Sunday 31 December 2017

Movie Review: Dad (1989)

A family drama, Dad tackles issues of aging and the complex dynamics between fathers and sons as well as husbands and wives.

In Los Angeles, elderly couple Bette and Jake Tremont (Olympia Dukakis and Jack Lemmon) are living out their retirement, with Bette controlling every last detail of Jake's life. As a result he is  disengaged, disinterested and utterly dependent. When Bette suffers a heart attack, their son John (Ted Danson) a Wall Street executive, flies in to help his sister Annie (Kathy Baker) and her husband Mario (Kevin Spacey) care for Jake.
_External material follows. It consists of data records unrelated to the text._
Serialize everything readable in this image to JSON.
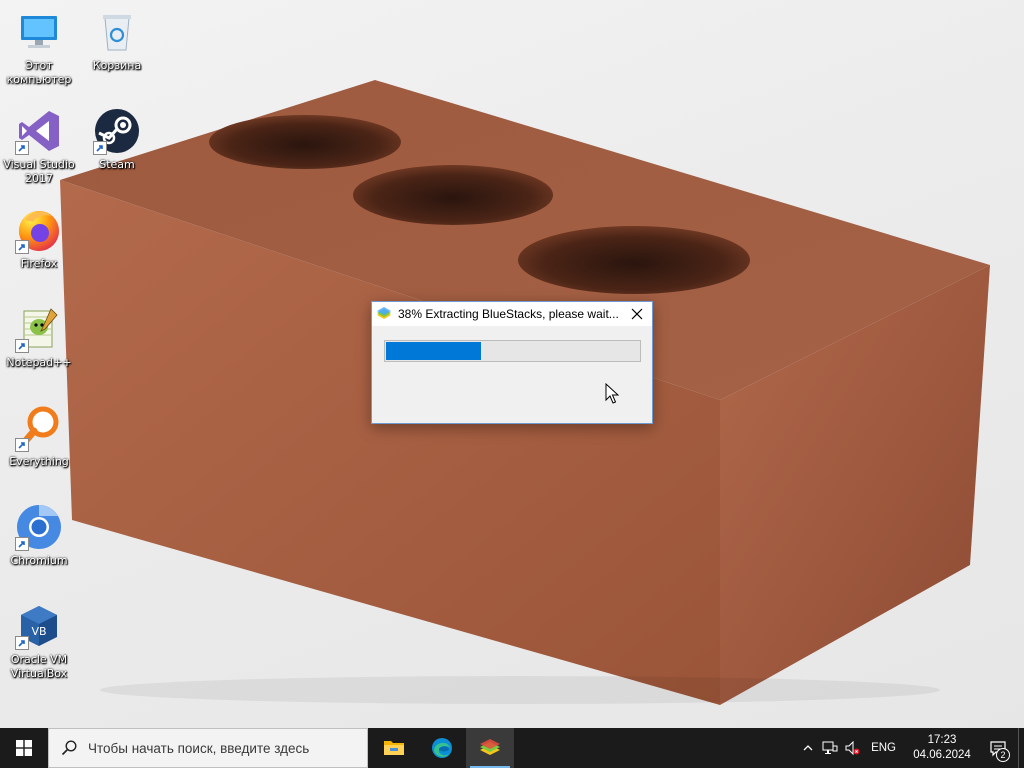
{
  "desktop": {
    "icons": [
      {
        "name": "this-pc",
        "label": "Этот компьютер",
        "shortcut": false
      },
      {
        "name": "recycle-bin",
        "label": "Корзина",
        "shortcut": false
      },
      {
        "name": "visual-studio",
        "label": "Visual Studio 2017",
        "shortcut": true
      },
      {
        "name": "steam",
        "label": "Steam",
        "shortcut": true
      },
      {
        "name": "firefox",
        "label": "Firefox",
        "shortcut": true
      },
      {
        "name": "notepadpp",
        "label": "Notepad++",
        "shortcut": true
      },
      {
        "name": "everything",
        "label": "Everything",
        "shortcut": true
      },
      {
        "name": "chromium",
        "label": "Chromium",
        "shortcut": true
      },
      {
        "name": "virtualbox",
        "label": "Oracle VM VirtualBox",
        "shortcut": true
      }
    ]
  },
  "dialog": {
    "title": "38% Extracting BlueStacks, please wait...",
    "progress_percent": 38,
    "progress_color": "#0078d7",
    "close_icon": "close-icon"
  },
  "taskbar": {
    "search_placeholder": "Чтобы начать поиск, введите здесь",
    "apps": [
      {
        "name": "file-explorer",
        "icon": "folder-icon"
      },
      {
        "name": "edge",
        "icon": "edge-icon"
      },
      {
        "name": "bluestacks",
        "icon": "bluestacks-icon",
        "active": true
      }
    ],
    "tray": {
      "language": "ENG",
      "time": "17:23",
      "date": "04.06.2024",
      "notifications": "2"
    }
  },
  "colors": {
    "taskbar": "#1b1b1b",
    "accent": "#0078d7",
    "brick": "#a35a3c"
  }
}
John has not seen his parents for a few years and is shocked at Jake's emotional deterioration. With Bette in hospital, he sets about reviving his dad's spirit and love for life. Gradually Jake perks up and starts to take a much more active role in his own well-being. But more changes will impact Jake's promising rejuvenation: Bette returns home; John's wayward son Billy (Ethan Hawke) arrives for an unexpected visit; and an unwelcome health diagnosis will all play a role in the family's happiness.

Directed and written by Gary David Goldberg and based on a book by William Wharton, Dad enjoys a committed Jack Lemmon central performance, but is otherwise emotionally all over the place. With an intimate focus on familial matters the film is not many notches above standard television fare, but Lemmon at least ensures that great big-screen acting resides at the heart of the melodrama.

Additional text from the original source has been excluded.